The Speech Therapy group participates in scientific work, presents papers in conferences, organizes training of the ELEPAP staff and creates assessment and therapeutic protocols.


  • Assessment and Therapeutic intervention

The early assessment and treatment of chewing-swallowing difficulties which have physical (e.g. cerebral palsy) or non-physical causes (e.g. behaviour) is important for the adequate and safe feeding of the child as well as for improving the family’s quality of life. Speech therapists specialized in dysphagia make the assessment and intervention and train the parents.

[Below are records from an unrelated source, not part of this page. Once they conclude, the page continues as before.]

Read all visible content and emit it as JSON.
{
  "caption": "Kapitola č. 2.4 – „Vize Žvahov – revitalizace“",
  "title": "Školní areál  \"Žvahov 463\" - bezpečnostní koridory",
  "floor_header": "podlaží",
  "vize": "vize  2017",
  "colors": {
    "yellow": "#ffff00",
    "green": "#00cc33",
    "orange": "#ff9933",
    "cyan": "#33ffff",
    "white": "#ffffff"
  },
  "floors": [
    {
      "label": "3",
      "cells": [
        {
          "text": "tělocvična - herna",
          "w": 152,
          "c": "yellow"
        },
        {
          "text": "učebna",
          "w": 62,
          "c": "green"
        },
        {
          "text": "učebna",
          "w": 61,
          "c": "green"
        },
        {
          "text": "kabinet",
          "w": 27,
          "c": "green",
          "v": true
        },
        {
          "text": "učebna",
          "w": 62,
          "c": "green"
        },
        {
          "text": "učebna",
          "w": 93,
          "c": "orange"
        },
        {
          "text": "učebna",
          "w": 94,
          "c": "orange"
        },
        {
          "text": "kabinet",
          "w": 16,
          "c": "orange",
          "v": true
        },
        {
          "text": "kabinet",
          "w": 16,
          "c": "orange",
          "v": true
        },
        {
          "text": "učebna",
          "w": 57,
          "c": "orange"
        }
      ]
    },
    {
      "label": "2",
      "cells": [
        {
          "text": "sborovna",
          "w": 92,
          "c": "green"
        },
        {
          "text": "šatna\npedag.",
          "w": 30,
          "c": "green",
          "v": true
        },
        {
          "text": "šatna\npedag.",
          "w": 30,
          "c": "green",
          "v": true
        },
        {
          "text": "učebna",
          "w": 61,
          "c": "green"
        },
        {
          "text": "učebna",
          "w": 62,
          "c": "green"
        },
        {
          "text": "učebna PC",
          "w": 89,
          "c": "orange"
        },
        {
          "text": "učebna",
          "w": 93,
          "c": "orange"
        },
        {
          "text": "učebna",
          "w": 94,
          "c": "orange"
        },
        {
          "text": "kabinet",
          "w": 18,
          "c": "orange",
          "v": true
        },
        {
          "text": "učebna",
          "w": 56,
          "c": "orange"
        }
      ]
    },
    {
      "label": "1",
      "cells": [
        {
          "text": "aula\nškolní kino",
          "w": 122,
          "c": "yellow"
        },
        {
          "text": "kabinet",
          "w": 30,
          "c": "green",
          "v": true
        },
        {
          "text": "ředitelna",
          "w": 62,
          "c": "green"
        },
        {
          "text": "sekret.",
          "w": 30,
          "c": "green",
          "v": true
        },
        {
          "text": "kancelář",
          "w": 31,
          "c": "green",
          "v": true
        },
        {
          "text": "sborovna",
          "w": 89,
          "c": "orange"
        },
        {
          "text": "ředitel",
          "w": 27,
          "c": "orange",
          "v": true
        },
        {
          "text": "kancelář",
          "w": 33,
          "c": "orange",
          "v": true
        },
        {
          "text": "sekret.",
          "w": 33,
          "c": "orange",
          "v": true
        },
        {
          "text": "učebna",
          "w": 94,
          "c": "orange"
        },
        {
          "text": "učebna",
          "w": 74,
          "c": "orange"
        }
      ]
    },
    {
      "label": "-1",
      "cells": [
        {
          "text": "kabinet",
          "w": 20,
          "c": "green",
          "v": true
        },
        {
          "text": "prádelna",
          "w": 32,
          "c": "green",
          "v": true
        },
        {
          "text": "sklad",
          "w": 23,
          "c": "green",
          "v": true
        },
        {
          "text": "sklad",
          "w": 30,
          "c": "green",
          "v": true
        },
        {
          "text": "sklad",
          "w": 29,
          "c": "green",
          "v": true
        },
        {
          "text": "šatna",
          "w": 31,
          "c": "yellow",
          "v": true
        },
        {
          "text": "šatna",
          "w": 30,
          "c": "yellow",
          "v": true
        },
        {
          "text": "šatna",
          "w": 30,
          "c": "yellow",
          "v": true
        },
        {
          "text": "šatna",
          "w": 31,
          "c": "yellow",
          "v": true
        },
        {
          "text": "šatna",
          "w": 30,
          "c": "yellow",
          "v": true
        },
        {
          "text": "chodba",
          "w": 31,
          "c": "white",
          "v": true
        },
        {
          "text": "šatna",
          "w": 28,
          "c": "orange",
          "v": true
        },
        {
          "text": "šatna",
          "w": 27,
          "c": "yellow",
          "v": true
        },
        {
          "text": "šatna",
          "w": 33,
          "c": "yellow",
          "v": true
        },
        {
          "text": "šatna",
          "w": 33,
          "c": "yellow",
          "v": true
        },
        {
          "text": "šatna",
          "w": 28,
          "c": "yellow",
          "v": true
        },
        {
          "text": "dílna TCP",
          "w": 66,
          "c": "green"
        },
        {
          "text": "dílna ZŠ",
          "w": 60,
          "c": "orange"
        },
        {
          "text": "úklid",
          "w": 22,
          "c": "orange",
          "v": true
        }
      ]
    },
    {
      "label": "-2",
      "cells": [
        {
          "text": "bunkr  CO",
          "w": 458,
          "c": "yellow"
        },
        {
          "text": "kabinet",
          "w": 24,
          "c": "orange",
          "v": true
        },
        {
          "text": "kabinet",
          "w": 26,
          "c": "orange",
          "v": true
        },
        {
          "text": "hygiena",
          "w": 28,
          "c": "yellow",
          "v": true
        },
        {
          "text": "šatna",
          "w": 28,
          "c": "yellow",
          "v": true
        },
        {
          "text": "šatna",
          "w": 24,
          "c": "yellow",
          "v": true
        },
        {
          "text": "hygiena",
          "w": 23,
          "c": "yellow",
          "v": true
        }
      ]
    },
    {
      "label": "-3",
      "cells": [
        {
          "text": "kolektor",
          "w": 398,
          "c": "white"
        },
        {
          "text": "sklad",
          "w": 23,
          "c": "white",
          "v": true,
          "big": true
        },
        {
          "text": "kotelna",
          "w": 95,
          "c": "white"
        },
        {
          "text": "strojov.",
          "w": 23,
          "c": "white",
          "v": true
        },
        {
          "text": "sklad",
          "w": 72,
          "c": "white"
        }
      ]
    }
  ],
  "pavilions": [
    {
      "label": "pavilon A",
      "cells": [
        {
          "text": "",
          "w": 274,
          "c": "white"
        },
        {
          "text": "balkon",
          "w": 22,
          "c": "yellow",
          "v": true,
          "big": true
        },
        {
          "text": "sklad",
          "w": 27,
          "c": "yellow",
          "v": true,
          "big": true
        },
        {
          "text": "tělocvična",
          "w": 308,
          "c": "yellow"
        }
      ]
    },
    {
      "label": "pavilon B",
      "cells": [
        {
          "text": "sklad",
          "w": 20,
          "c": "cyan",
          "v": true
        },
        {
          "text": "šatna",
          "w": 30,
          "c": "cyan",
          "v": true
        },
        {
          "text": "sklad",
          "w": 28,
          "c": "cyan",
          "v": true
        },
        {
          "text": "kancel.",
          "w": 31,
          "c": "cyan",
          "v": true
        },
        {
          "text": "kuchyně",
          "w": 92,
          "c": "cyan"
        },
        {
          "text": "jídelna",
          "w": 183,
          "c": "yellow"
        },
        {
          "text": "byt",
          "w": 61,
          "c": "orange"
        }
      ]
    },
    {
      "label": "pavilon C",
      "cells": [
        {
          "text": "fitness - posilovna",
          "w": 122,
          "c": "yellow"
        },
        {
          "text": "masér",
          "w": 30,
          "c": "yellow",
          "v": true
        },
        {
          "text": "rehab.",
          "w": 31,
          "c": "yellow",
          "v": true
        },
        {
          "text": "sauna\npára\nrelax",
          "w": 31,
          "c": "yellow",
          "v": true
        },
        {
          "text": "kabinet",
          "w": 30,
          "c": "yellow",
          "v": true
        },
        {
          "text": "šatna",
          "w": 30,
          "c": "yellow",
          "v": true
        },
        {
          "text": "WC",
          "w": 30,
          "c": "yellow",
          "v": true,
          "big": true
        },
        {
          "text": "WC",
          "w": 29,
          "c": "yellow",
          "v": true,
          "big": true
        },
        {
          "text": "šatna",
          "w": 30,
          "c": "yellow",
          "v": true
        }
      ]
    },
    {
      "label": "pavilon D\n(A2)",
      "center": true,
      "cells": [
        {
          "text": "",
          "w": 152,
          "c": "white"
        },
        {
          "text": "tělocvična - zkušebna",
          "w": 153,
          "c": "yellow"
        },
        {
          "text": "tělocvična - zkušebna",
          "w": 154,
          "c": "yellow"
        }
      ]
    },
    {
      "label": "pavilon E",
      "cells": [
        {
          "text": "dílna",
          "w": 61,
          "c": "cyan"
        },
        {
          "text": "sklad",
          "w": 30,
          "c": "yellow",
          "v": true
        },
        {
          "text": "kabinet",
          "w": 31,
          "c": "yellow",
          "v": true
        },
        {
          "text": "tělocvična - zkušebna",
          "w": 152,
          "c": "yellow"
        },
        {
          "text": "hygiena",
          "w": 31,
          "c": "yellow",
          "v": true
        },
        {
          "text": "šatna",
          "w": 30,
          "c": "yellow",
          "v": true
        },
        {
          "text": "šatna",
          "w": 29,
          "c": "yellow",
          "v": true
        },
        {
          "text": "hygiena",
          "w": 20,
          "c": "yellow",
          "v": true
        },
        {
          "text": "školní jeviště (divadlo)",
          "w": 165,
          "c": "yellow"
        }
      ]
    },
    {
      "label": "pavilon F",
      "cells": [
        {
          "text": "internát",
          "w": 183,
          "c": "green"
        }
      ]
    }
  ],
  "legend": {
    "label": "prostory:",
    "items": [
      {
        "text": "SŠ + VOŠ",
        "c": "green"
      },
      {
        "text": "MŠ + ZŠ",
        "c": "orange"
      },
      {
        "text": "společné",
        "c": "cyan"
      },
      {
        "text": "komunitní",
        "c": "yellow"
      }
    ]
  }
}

  • Medical follow up of the children

The dysphagia program is staffed with medical specialists (Physiatrist specialized in child rehabilitation, Child Gastroenterologist, Child Pneumonologist) and Clinical Dietician. They cooperate with the Speech Therapist and with the parents to deal with each child’s specific difficulties. The child is referred to the specialists depending on the type of need (e.g. breathing problems, constipation, reflux, low weight, etc.).

  • Dysphagia Team

This is an interdisciplinary team set up to deal with serious eating difficulties using an innovative approach that takes into account the child’s and the family’s needs and wishes. After a medical examination and discussion between the specialists (medical doctors, therapists, dietician, psychologist) and the parents, different ways of dealing with the difficulties are proposed.

Every day the speech therapists cooperate with occupational therapists and physiotherapists in order to teach the children to eat.


Children with motor and developmental disorders (e.g. cerebral palsy, syndromes) may have difficulties in communication such as speech and/or language retardation, articulation disorders, phonological disorders, verbal dyspraxia, dysarthria, fluency disorders.

The department’s expert speech therapists perform speech and/or language assessments in order to determine the potential and the needs of each child and to set the therapy goals in cooperation with the parents.

The therapeutic intervention may take place individually, in a group, it can even be intertherapeutic, with parallel parent support and education. Parent education relates to explaining the child’s abilities and difficulties and the application of different techniques. Moreover, external experts and bodies are involved in order to facilitate the child’s communication in different settings.